UCLA has denied any wrongdoing, but earlier on Tuesday, it agreed to settle fully, with $50,000 payments to each of the plaintiffs in addition to $2.33 million for organizations that combat antisemitism.
“We are pleased with the terms of today’s settlement. The injunction and other terms UCLA has agreed to demonstrate real progress in the fight against antisemitism,” both parties said in a joint statement.
Mary Osako, the UCLA vice chancellor for strategic communications, told Fox News Digital that the university has since created a new Office of Campus and Community Safety to manage protests and stop behaviors that violate the school’s policies.
Other Universities Under Federal Scrutiny
UCLA joins a growing list of highly respected institutions facing investigations and federal funding threats under the Trump administration.
On Monday, the Department of Education’s Office for Civil Rights launched a directed investigation into Duke University and the Duke Law Journal for allegedly violating Title VI of the Civil Rights Act of 1964 by promoting diversity in its admission practices.
Harvard University faces approximately $9 billion at stake and has received a list of federal demands from the administration. Cornell University is also targeted for cuts, with at least $1 billion at risk.
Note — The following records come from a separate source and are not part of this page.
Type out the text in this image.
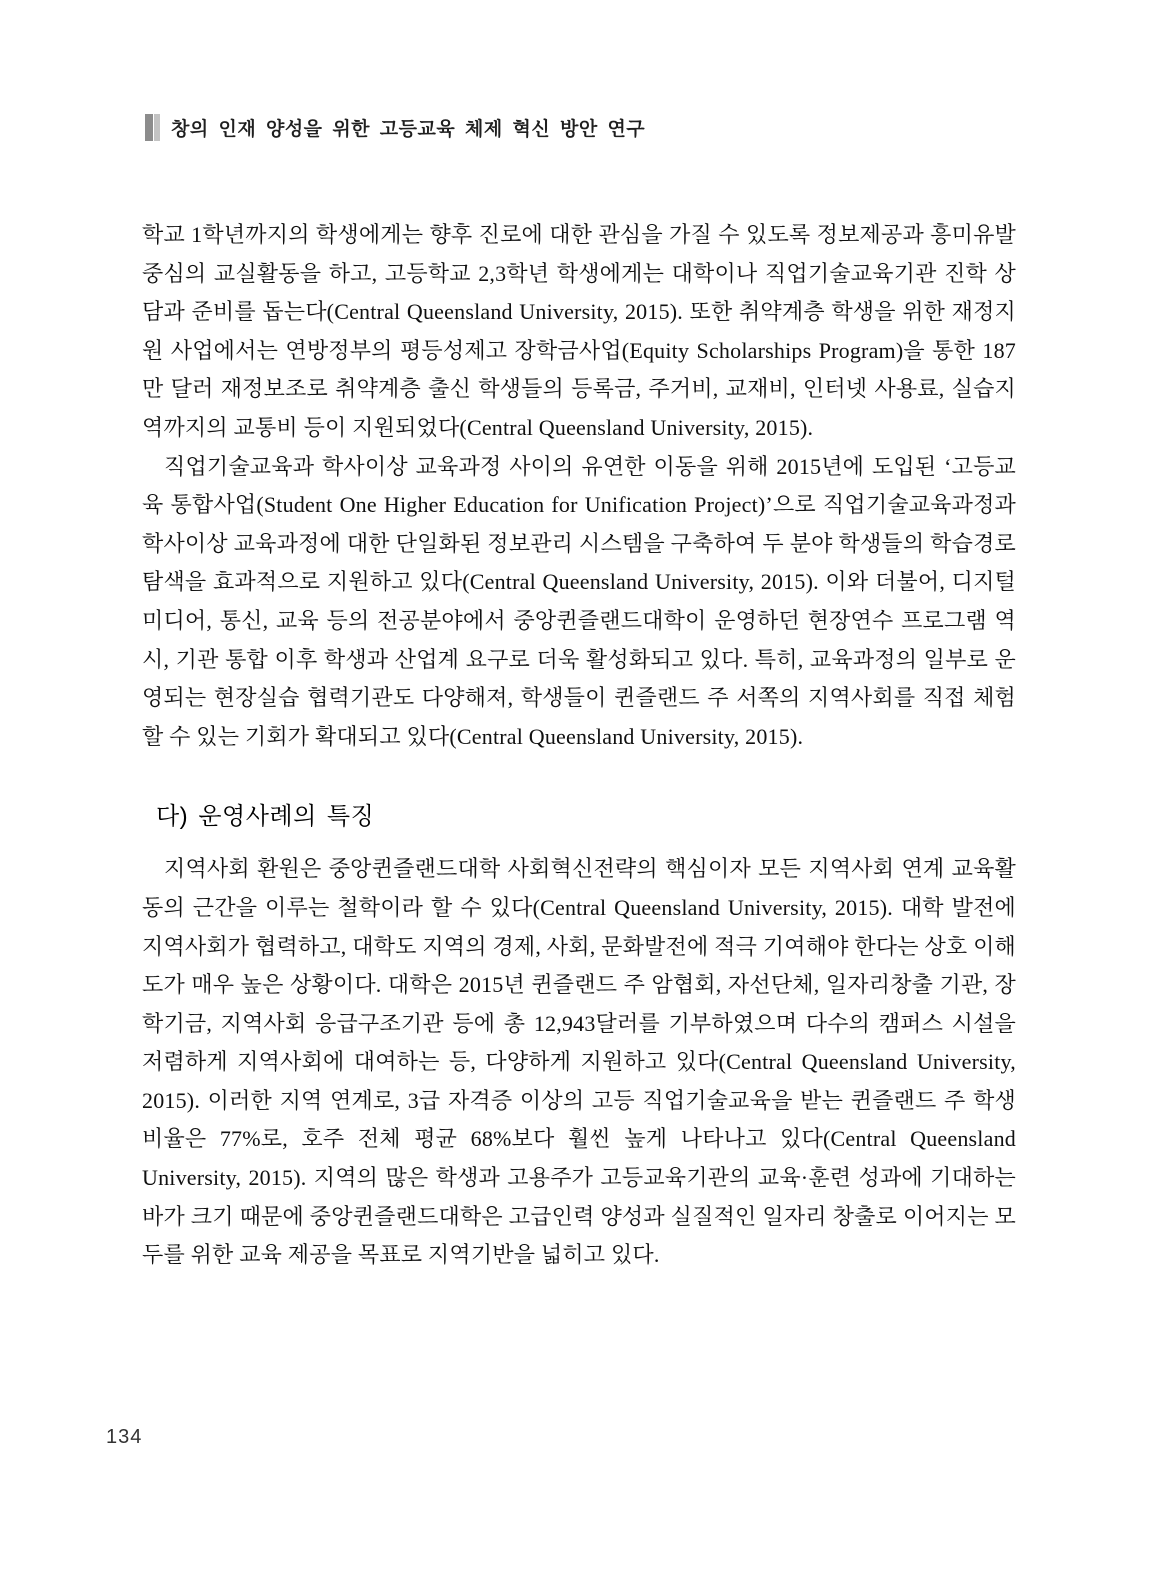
창의 인재 양성을 위한 고등교육 체제 혁신 방안 연구

학교 1학년까지의 학생에게는 향후 진로에 대한 관심을 가질 수 있도록 정보제공과 흥미유발 중심의 교실활동을 하고, 고등학교 2,3학년 학생에게는 대학이나 직업기술교육기관 진학 상담과 준비를 돕는다(Central Queensland University, 2015). 또한 취약계층 학생을 위한 재정지원 사업에서는 연방정부의 평등성제고 장학금사업(Equity Scholarships Program)을 통한 187만 달러 재정보조로 취약계층 출신 학생들의 등록금, 주거비, 교재비, 인터넷 사용료, 실습지역까지의 교통비 등이 지원되었다(Central Queensland University, 2015).

직업기술교육과 학사이상 교육과정 사이의 유연한 이동을 위해 2015년에 도입된 ‘고등교육 통합사업(Student One Higher Education for Unification Project)’으로 직업기술교육과정과 학사이상 교육과정에 대한 단일화된 정보관리 시스템을 구축하여 두 분야 학생들의 학습경로 탐색을 효과적으로 지원하고 있다(Central Queensland University, 2015). 이와 더불어, 디지털 미디어, 통신, 교육 등의 전공분야에서 중앙퀸즐랜드대학이 운영하던 현장연수 프로그램 역시, 기관 통합 이후 학생과 산업계 요구로 더욱 활성화되고 있다. 특히, 교육과정의 일부로 운영되는 현장실습 협력기관도 다양해져, 학생들이 퀸즐랜드 주 서쪽의 지역사회를 직접 체험할 수 있는 기회가 확대되고 있다(Central Queensland University, 2015).

다) 운영사례의 특징

지역사회 환원은 중앙퀸즐랜드대학 사회혁신전략의 핵심이자 모든 지역사회 연계 교육활동의 근간을 이루는 철학이라 할 수 있다(Central Queensland University, 2015). 대학 발전에 지역사회가 협력하고, 대학도 지역의 경제, 사회, 문화발전에 적극 기여해야 한다는 상호 이해도가 매우 높은 상황이다. 대학은 2015년 퀸즐랜드 주 암협회, 자선단체, 일자리창출 기관, 장학기금, 지역사회 응급구조기관 등에 총 12,943달러를 기부하였으며 다수의 캠퍼스 시설을 저렴하게 지역사회에 대여하는 등, 다양하게 지원하고 있다(Central Queensland University, 2015). 이러한 지역 연계로, 3급 자격증 이상의 고등 직업기술교육을 받는 퀸즐랜드 주 학생 비율은 77%로, 호주 전체 평균 68%보다 훨씬 높게 나타나고 있다(Central Queensland University, 2015). 지역의 많은 학생과 고용주가 고등교육기관의 교육·훈련 성과에 기대하는 바가 크기 때문에 중앙퀸즐랜드대학은 고급인력 양성과 실질적인 일자리 창출로 이어지는 모두를 위한 교육 제공을 목표로 지역기반을 넓히고 있다.

134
Brown University, Northwestern, Columbia, Princeton, and the University of Pennsylvania have all had grants and funding threatened, while dozens more schools currently face further scrutiny from the Trump administration’s Office for Civil Rights.
What People Are Saying
Attorney General Pamela Bondi said in a Tuesday press release, “Our investigation into the University of California system has found concerning evidence of system antisemitism at UCLA that demands severe accountability from the institution. This disgusting breach of civil rights against students will not stand.”
Mary Osako, the UCLA vice chancellor for strategic communications, told Fox News Digital, “Antisemitism has no place at UCLA, and we remain steadfast in our commitment to eradicating it from our community. We have reflected candidly on our progress and are working to expunge antisemitism from our community in its entirety.”
Mark Rienzi, president of the Becket Fund For Religious Liberty, which brought the lawsuit, said on Tuesday, “They are now on notice: Treating Jews like second-class citizens is wrong, illegal, and very costly. UCLA should be commended for accepting judgment against that misbehavior and setting the precedent that allowing mistreatment of Jews violates the Constitution and civil rights laws. Students across the country are safer for it.”
What Happens Next
UCLA faces losing federal funding after the Office for Civil Rights found it had violated Title VI. The Justice Department has not yet confirmed how much the California university could lose, but Bondi said she plans to impose a “heavy price.”